Millennial Workforce: Generation Empathy
In the last 6 months, the Office of National Statistics released figures stating that the largest percentage of the global workforce is those aged between 16 – 24. By 2020, it’s projected that millennials will make up 50% of all workforces, and will take up the largest share of the labour market.
So what’s changed? More and more 16 – 24 year olds are starting employment at younger ages, with more 16 years old than ever leaving school for full time employment. With figures of Sixth Form or University students dropping, the workforce is becoming one of the most popular destinations for school-leavers.
What do they expect?
But what does the millennial generation expect from a workplace?

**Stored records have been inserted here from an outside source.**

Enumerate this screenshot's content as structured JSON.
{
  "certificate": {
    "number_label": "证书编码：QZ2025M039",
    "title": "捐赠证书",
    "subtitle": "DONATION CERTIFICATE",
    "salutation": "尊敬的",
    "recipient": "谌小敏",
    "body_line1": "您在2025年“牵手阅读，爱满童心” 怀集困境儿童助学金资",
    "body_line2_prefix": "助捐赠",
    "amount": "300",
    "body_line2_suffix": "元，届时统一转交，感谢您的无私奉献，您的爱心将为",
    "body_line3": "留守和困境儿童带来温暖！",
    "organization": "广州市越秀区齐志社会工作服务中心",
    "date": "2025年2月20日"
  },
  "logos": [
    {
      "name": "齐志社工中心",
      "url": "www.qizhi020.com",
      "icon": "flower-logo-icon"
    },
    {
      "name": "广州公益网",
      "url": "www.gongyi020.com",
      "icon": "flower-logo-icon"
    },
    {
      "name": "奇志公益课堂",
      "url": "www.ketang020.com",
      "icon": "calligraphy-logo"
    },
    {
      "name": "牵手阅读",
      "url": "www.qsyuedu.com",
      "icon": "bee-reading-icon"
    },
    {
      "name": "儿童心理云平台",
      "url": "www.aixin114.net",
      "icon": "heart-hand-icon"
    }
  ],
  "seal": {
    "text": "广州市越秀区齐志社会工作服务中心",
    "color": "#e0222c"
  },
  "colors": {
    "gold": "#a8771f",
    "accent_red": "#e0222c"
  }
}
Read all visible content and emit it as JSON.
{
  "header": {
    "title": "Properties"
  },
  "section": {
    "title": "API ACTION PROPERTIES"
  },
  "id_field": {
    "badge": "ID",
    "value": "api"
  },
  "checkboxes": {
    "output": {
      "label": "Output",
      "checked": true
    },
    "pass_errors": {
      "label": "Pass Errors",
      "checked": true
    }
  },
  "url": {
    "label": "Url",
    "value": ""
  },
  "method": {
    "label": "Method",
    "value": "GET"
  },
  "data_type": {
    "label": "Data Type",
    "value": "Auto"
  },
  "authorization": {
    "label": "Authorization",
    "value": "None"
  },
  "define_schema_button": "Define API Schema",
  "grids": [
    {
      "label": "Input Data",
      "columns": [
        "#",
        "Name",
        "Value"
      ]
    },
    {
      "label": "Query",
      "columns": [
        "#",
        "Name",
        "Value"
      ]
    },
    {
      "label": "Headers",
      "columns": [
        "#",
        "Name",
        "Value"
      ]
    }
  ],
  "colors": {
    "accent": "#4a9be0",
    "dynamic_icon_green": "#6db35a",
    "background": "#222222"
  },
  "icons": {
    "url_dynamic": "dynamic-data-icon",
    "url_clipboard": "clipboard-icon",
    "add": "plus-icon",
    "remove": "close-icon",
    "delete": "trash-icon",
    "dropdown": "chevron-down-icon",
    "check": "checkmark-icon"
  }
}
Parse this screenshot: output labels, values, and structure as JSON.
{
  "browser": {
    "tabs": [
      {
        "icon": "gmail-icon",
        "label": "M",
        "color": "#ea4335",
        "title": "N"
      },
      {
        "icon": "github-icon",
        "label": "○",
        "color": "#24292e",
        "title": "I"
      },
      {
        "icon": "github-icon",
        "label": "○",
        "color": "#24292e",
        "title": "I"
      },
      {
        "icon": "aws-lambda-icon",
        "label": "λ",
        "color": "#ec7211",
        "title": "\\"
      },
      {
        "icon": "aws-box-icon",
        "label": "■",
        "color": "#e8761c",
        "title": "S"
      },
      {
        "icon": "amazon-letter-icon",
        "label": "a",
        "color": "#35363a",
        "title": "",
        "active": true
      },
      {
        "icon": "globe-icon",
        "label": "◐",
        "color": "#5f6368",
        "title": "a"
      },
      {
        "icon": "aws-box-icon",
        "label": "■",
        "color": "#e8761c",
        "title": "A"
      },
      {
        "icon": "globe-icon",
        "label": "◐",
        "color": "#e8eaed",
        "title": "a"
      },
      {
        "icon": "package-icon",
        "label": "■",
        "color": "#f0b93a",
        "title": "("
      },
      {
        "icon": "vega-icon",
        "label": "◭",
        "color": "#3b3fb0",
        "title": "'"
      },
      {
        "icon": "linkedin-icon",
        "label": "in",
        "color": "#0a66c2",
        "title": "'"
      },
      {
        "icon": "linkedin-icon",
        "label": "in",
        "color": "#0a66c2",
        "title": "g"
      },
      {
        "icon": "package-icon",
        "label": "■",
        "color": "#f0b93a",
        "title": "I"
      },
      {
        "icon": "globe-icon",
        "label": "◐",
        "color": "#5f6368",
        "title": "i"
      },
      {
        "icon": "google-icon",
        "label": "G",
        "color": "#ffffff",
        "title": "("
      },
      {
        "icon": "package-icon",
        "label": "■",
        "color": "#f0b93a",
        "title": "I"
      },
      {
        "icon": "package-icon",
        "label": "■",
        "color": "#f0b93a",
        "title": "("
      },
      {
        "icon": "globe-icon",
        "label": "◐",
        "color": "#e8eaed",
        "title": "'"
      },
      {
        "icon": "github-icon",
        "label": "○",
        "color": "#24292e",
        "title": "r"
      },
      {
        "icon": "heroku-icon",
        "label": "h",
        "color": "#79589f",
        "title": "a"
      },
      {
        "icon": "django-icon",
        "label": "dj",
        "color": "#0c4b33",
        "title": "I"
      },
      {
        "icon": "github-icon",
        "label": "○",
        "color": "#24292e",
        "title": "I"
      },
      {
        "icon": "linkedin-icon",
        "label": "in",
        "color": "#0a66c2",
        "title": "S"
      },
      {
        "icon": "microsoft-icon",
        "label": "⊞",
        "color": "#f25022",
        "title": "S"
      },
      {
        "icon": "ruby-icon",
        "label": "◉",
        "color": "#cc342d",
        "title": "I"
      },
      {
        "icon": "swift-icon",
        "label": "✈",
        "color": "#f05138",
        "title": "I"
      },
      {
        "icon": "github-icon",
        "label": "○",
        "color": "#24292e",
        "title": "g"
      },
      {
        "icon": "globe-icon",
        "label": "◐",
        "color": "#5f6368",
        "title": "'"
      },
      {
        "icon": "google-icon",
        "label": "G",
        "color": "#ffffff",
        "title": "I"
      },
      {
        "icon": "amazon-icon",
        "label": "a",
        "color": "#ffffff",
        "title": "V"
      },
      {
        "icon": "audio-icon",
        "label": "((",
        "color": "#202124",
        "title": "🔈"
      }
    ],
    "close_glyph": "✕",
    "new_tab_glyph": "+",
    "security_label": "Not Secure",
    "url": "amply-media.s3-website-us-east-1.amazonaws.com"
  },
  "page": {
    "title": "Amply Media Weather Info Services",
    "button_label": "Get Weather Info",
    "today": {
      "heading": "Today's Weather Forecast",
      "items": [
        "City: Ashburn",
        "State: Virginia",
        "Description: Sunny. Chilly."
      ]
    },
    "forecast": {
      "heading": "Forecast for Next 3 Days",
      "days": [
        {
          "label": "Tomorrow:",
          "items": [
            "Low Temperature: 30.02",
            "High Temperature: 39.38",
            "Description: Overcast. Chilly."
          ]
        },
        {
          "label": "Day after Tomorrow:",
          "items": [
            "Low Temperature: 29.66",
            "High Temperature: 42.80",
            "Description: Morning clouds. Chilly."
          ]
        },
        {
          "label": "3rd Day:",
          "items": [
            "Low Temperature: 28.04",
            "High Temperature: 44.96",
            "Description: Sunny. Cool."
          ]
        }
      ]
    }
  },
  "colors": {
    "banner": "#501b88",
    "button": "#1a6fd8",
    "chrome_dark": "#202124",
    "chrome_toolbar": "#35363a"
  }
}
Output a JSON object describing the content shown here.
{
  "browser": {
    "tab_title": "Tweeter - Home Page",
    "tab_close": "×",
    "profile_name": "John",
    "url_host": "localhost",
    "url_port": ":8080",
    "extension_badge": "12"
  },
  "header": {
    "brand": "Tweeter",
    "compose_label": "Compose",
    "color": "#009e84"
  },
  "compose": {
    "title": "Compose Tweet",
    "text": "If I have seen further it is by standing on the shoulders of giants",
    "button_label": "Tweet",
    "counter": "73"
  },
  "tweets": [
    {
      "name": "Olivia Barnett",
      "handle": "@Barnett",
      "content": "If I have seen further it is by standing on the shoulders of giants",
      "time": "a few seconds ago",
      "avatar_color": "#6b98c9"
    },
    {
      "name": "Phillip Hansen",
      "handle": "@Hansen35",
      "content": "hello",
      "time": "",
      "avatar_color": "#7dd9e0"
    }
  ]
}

More often than not, a respectable social following online is a major selling point from a perspective workplace, as well as a strong moral standing in regards to equality and humanitarian rights.
They also place a much higher importance on personal needs – separating their professional life from their home life and require a direct focus on personal improvement and care. They respect a healthy working dynamic, with well-balanced areas of work and play, as well as a strong bond within a busy working team. They are the generation of empathy, so will prioritise the needs of a colleague over the deadline of a task, and will engage fully in community projects and group activities.
A social survey from Deloitte also found that over 61% of millennials are currently involved in a mentorship programme at work, where the company will provide a tutor, personal guide or mentor to help younger members of staff to fit in. Their mentor can provide professional as well as personal advice, and can help collaborate on difficult tasks. This support is necessary to the millennial age bracket, one designed to ease the unspoken generational tension between older and younger members of staff.
What appeals to them?
Technology is one of the biggest attributes of the millennial workforce, as having been brought up being hailed to fix the TV on Christmas Day or help their teacher with the school projector, they’re used to be good with tech. Adapting to new software, inter-office communications and technical practices are all clear characteristics of the 16 – 24 age bracket, and they’re fast to learn new methods of work.
The idea of unique office spaces and unconventional workplaces is also appealing to the millennial generation, as they enjoy the flexibility of coffee-shop work, co-working spaces and non-designated meeting rooms.
The millennial workforce is one of powerful morals, driven work ethics and a new, improved methods of collaboration. To hire them will benefit any workplace team, and here at Roller, we’re lucky enough to share our office with so many incredible Gen Y workers that we couldn’t work without them.